El coco.
«Fue sólo el viento», pensaba Carla mientras
trataba de recobrar el sueño que tan gentilmente la había hecho dormir desde
que llegó a casa.
Miró la venta, las cortinas se mecían suavemente.
«Fue sólo el viento» se dijo nuevamente. Cerró
los ojos y empezó a pensar en mil cosas bonitas: unicornios, arcoíris, hadas.
No es que realmente le gustaran esas cosas (para ser una niña de seis años, la
verdad esas cosas le parecían tontas, pero en ese momento le parecían lo mejor
del mundo) porque en ese momento sólo estaba rodeada de oscuridad pues la luz
de la luna que entraba por la ventana no llegaba a iluminar su cama.
Solamente el armario. El enorme armario de madera con sus enormes
puertas que se abrían hacia ambos lados. Puertas que se habían abierto de la
nada en medio de la noche.
Sí, pensar en cosas tontas pero bonitas hacían que las sombras que se
movían (o parecían) moverse en su habitación fueran menos «reales».

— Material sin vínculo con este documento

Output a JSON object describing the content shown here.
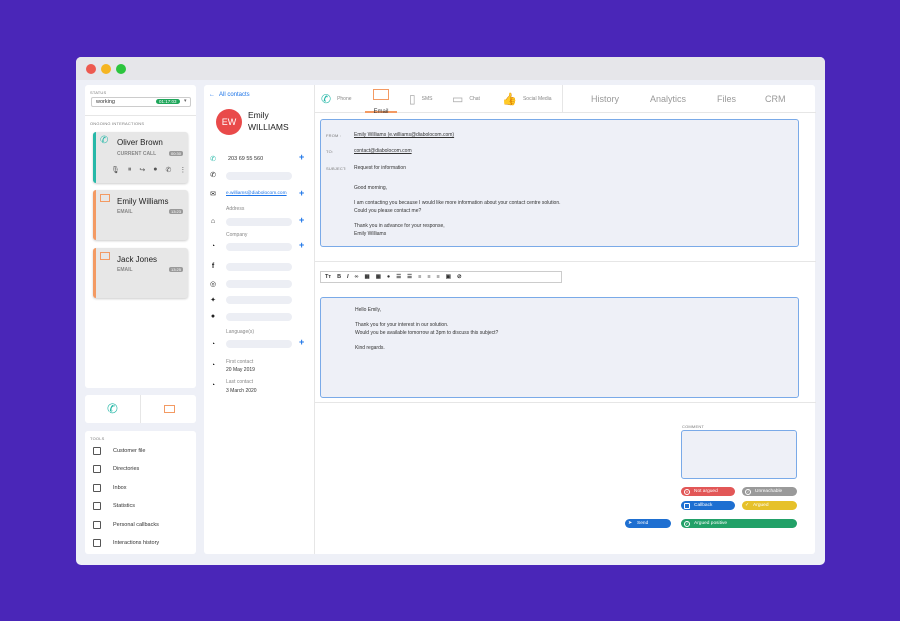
{
  "window": {
    "dots": [
      "#ed5a50",
      "#f5b522",
      "#2cc53e"
    ]
  },
  "status": {
    "label": "STATUS",
    "value": "working",
    "timer": "01:17:03"
  },
  "ongoing": {
    "label": "ONGOING INTERACTIONS",
    "items": [
      {
        "name": "Oliver Brown",
        "sub": "CURRENT CALL",
        "time": "00:30",
        "type": "call",
        "color": "#27b8a8"
      },
      {
        "name": "Emily Williams",
        "sub": "EMAIL",
        "time": "13:23",
        "type": "email",
        "color": "#f39a63"
      },
      {
        "name": "Jack Jones",
        "sub": "EMAIL",
        "time": "13:25",
        "type": "email",
        "color": "#f39a63"
      }
    ]
  },
  "tools": {
    "label": "TOOLS",
    "items": [
      "Customer file",
      "Directories",
      "Inbox",
      "Statistics",
      "Personal callbacks",
      "Interactions history"
    ]
  },
  "contact": {
    "back": "All contacts",
    "initials": "EW",
    "first": "Emily",
    "last": "WILLIAMS",
    "phone": "203 69 55 560",
    "email": "e.williams@diabolocom.com",
    "address_label": "Address",
    "company_label": "Company",
    "language_label": "Language(s)",
    "first_contact_label": "First contact",
    "first_contact": "20 May 2019",
    "last_contact_label": "Last contact",
    "last_contact": "3 March 2020"
  },
  "channels": [
    {
      "label": "Phone"
    },
    {
      "label": "Email"
    },
    {
      "label": "SMS"
    },
    {
      "label": "Chat"
    },
    {
      "label": "Social Media"
    }
  ],
  "right_tabs": [
    "History",
    "Analytics",
    "Files",
    "CRM"
  ],
  "email": {
    "from_label": "FROM :",
    "from": "Emily Williams (e.williams@diabolocom.com)",
    "to_label": "TO:",
    "to": "contact@diabolocom.com",
    "subject_label": "SUBJECT:",
    "subject": "Request for information",
    "body": [
      "Good morning,",
      "I am contacting you because I would like more information about your contact centre solution.",
      "Could you please contact me?",
      "Thank you in advance for your response,",
      "Emily Williams"
    ]
  },
  "reply": {
    "lines": [
      "Hello Emily,",
      "Thank you for your interest in our solution.",
      "Would you be available tomorrow at 3pm to discuss this subject?",
      "Kind regards."
    ]
  },
  "comment_label": "COMMENT",
  "qualif": {
    "not_argued": "Not argued",
    "unreachable": "Unreachable",
    "callback": "Callback",
    "argued": "Argued",
    "argued_positive": "Argued positive",
    "send": "Send"
  }
}
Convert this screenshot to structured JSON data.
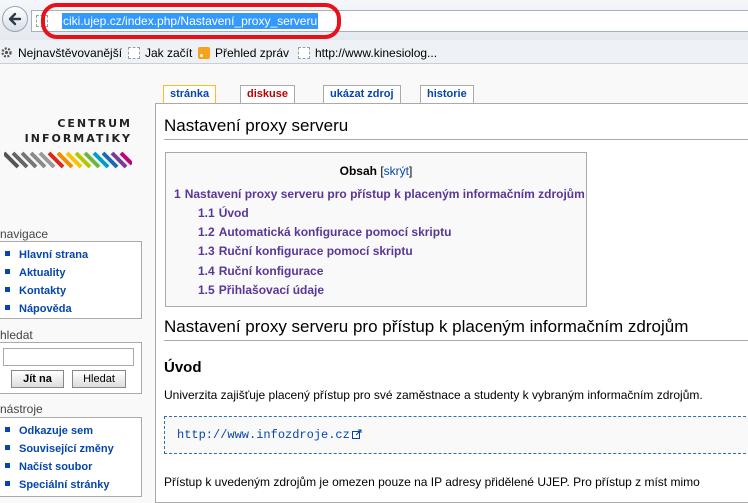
{
  "browser": {
    "url": "ciki.ujep.cz/index.php/Nastavení_proxy_serveru",
    "bookmarks": [
      {
        "label": "Nejnavštěvovanější",
        "icon": "gear-icon"
      },
      {
        "label": "Jak začít",
        "icon": "blank-page-icon"
      },
      {
        "label": "Přehled zpráv",
        "icon": "rss-icon"
      },
      {
        "label": "http://www.kinesiolog...",
        "icon": "blank-page-icon"
      }
    ],
    "highlight_color": "#e8101a"
  },
  "logo": {
    "line1": "CENTRUM",
    "line2": "INFORMATIKY"
  },
  "sidebar": {
    "navigation": {
      "title": "navigace",
      "items": [
        "Hlavní strana",
        "Aktuality",
        "Kontakty",
        "Nápověda"
      ]
    },
    "search": {
      "title": "hledat",
      "go_label": "Jít na",
      "search_label": "Hledat",
      "value": ""
    },
    "tools": {
      "title": "nástroje",
      "items": [
        "Odkazuje sem",
        "Související změny",
        "Načíst soubor",
        "Speciální stránky"
      ]
    }
  },
  "tabs": [
    {
      "label": "stránka",
      "selected": true
    },
    {
      "label": "diskuse",
      "selected": false
    },
    {
      "label": "ukázat zdroj",
      "selected": false
    },
    {
      "label": "historie",
      "selected": false
    }
  ],
  "content": {
    "title": "Nastavení proxy serveru",
    "toc": {
      "title": "Obsah",
      "toggle": "skrýt",
      "items": [
        {
          "num": "1",
          "text": "Nastavení proxy serveru pro přístup k placeným informačním zdrojům"
        },
        {
          "num": "1.1",
          "text": "Úvod"
        },
        {
          "num": "1.2",
          "text": "Automatická konfigurace pomocí skriptu"
        },
        {
          "num": "1.3",
          "text": "Ruční konfigurace pomocí skriptu"
        },
        {
          "num": "1.4",
          "text": "Ruční konfigurace"
        },
        {
          "num": "1.5",
          "text": "Přihlašovací údaje"
        }
      ]
    },
    "section_heading": "Nastavení proxy serveru pro přístup k placeným informačním zdrojům",
    "subsection_heading": "Úvod",
    "intro_text": "Univerzita zajišťuje placený přístup pro své zaměstnace a studenty k vybraným informačním zdrojům.",
    "code_link": "http://www.infozdroje.cz",
    "paragraph2": "Přístup k uvedeným zdrojům je omezen pouze na IP adresy přidělené UJEP. Pro přístup z míst mimo"
  },
  "colors": {
    "link": "#0645ad",
    "visited": "#5a3696",
    "new_link": "#ba0000",
    "selection": "#3399ff"
  }
}
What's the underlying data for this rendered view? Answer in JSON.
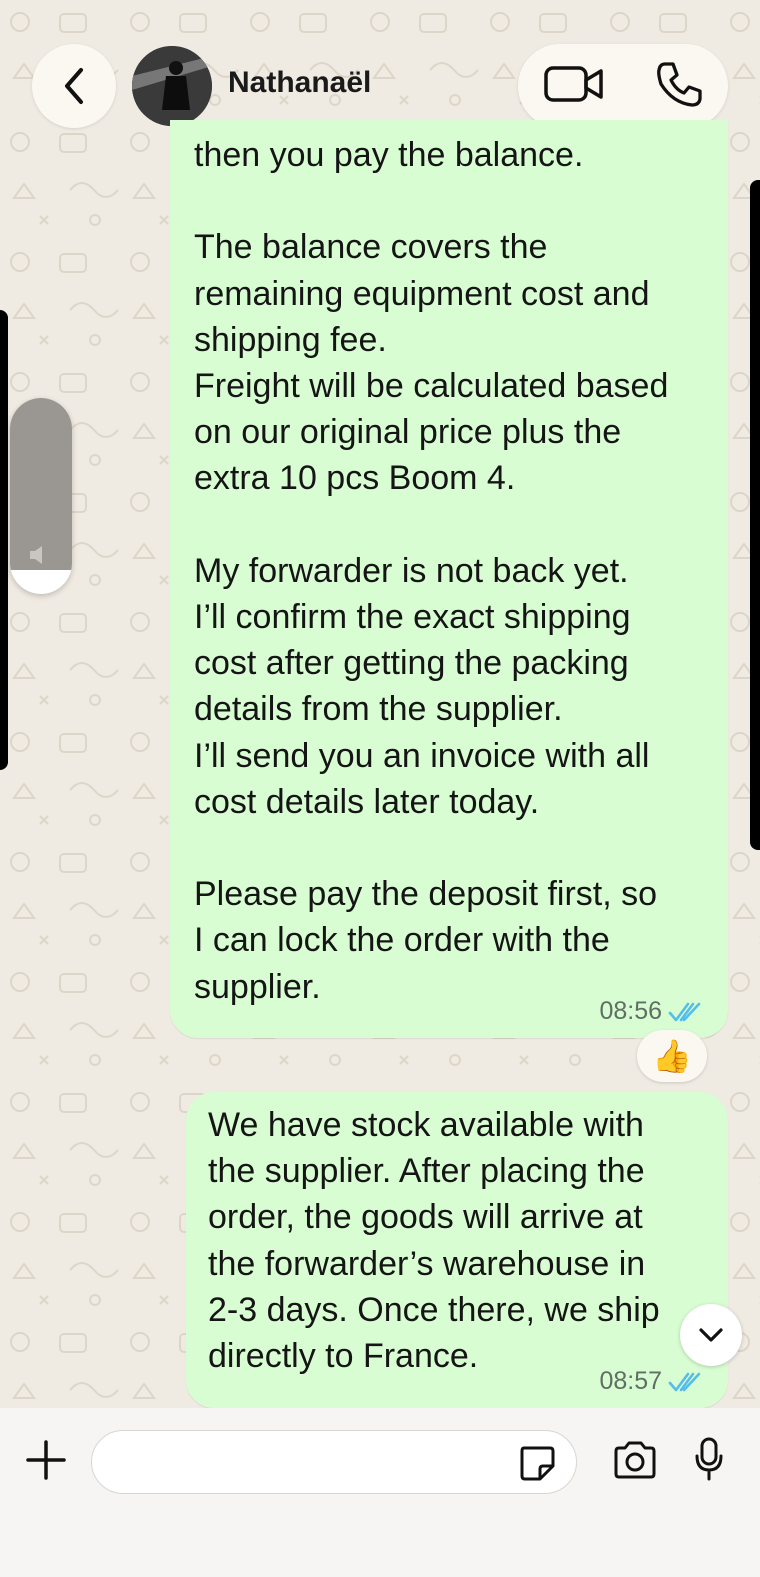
{
  "header": {
    "contact_name": "Nathanaël",
    "icons": {
      "back": "chevron-left-icon",
      "video": "video-call-icon",
      "phone": "phone-icon"
    }
  },
  "messages": [
    {
      "text": "then you pay the balance.\n\nThe balance covers the\nremaining equipment cost and\nshipping fee.\nFreight will be calculated based\non our original price plus the\nextra 10 pcs Boom 4.\n\nMy forwarder is not back yet.\nI’ll confirm the exact shipping\ncost after getting the packing\ndetails from the supplier.\nI’ll send you an invoice with all\ncost details later today.\n\nPlease pay the deposit first, so\nI can lock the order with the\nsupplier.",
      "time": "08:56",
      "status": "read",
      "reaction": "👍"
    },
    {
      "text": "We have stock available with\nthe supplier. After placing the\norder, the goods will arrive at\nthe forwarder’s warehouse in\n2-3 days. Once there, we ship\ndirectly to France.",
      "time": "08:57",
      "status": "read"
    }
  ],
  "composer": {
    "value": "",
    "icons": {
      "add": "plus-icon",
      "sticker": "sticker-icon",
      "camera": "camera-icon",
      "mic": "microphone-icon"
    }
  },
  "overlays": {
    "volume_level": 0.88,
    "scroll_down_icon": "chevron-down-icon"
  },
  "colors": {
    "outgoing_bubble": "#d9fdd3",
    "read_ticks": "#53bdeb",
    "wallpaper": "#efeae2"
  }
}
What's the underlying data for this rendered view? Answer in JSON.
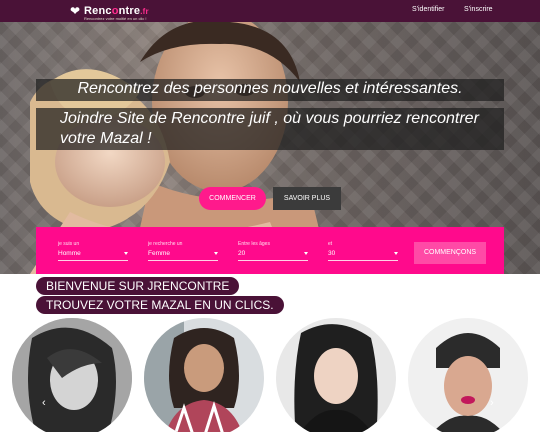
{
  "brand": {
    "name_a": "Renc",
    "name_o": "o",
    "name_b": "ntre",
    "name_tld": ".fr",
    "tagline": "Rencontrez votre moitié en un clic !"
  },
  "nav": {
    "login": "S'identifier",
    "signup": "S'inscrire"
  },
  "hero": {
    "headline_1": "Rencontrez des personnes nouvelles et intéressantes.",
    "headline_2": "Joindre Site de Rencontre juif , où vous pourriez rencontrer votre Mazal !",
    "start_button": "COMMENCER",
    "more_button": "SAVOIR PLUS"
  },
  "search": {
    "fields": [
      {
        "label": "je suis un",
        "value": "Homme"
      },
      {
        "label": "je recherche un",
        "value": "Femme"
      },
      {
        "label": "Entre les âges",
        "value": "20"
      },
      {
        "label": "et",
        "value": "30"
      }
    ],
    "submit": "COMMENÇONS"
  },
  "welcome": {
    "line_1": "BIENVENUE SUR JRENCONTRE",
    "line_2": "TROUVEZ VOTRE MAZAL EN UN CLICS."
  },
  "carousel": {
    "prev": "‹",
    "next": "›"
  },
  "colors": {
    "brand": "#4a1237",
    "accent": "#ff0a8c"
  }
}
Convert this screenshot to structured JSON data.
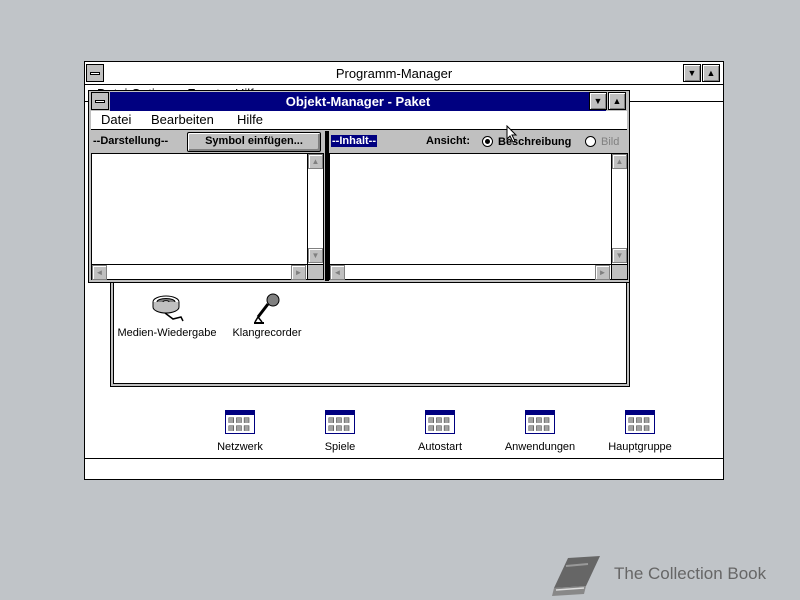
{
  "program_manager": {
    "title": "Programm-Manager",
    "menu_partial": "Datei  Optionen  Fenster  Hilfe",
    "group_icons": [
      {
        "label": "Netzwerk"
      },
      {
        "label": "Spiele"
      },
      {
        "label": "Autostart"
      },
      {
        "label": "Anwendungen"
      },
      {
        "label": "Hauptgruppe"
      }
    ]
  },
  "group_window": {
    "icons": [
      {
        "label": "Medien-Wiedergabe",
        "icon": "film-reel-icon"
      },
      {
        "label": "Klangrecorder",
        "icon": "microphone-icon"
      }
    ]
  },
  "object_manager": {
    "title": "Objekt-Manager - Paket",
    "menu": [
      "Datei",
      "Bearbeiten",
      "Hilfe"
    ],
    "left_panel_label": "--Darstellung--",
    "insert_button": "Symbol einfügen...",
    "right_panel_label": "--Inhalt--",
    "view_label": "Ansicht:",
    "view_options": [
      {
        "label": "Beschreibung",
        "selected": true
      },
      {
        "label": "Bild",
        "selected": false
      }
    ]
  },
  "watermark": {
    "text": "The Collection Book",
    "icon": "book-icon"
  },
  "colors": {
    "desktop": "#c0c4c8",
    "title_active": "#000080",
    "window_face": "#c0c0c0"
  }
}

¡Pero oh la imaginación de los niños!
En su mente, los unicornios se tornaron en criaturas endemoniadas de
ojos rojos que parecían sangrar fuego. Abrió los ojos y las puertas del armario
crujieron otra vez, y fuese que fuera su imaginación o no, los ojos que vio en
el interior del armario la hicieron gritar. Gritó por su padre y gritó por su
vida.
Pasos. Pasos parecían venir de toda la casa pero nunca llegaban a donde
ella estaba. Finalmente la luz de su cuarto se iluminó y unas frías y rasposas
manos estaban sobre ella.
«Mi amor», le dijo la voz que no pareció ser
la de su padre por un segundo pero cuando Carla abrió los ojos vio que sí era
él.
«El coco papi, ¡el coco!», le decía Carla
tratando de verlo a él y sólo a él.
«Sabes bien que no fue el coco», le dijo su
padre. Carla sólo siguió llorando.
«Si fue él papi, lo sé y tú lo sabes, no me
digas que fue el viento o mi imaginación ¡porque yo lo vi!»
«No, Carla, no fue el coco. El coco no estaba
en tu habitación, no estaba en tu armario.
El coco estaba en mi cuarto, en mi armario. Yo no te creí y me arrepiento. Pero sabes...
Carla sintió esas frías manos sobre sus hombros.
«Esto no está tan mal. La verdad, me gusta.»
Carla levantó la mirada y tuvo un segundo para ver cómo la cara de su
padre se caía a pedazos, como una máscara de cera pegada a una fogata.
Las rasposas y frías manos no dejaron de acariciarla.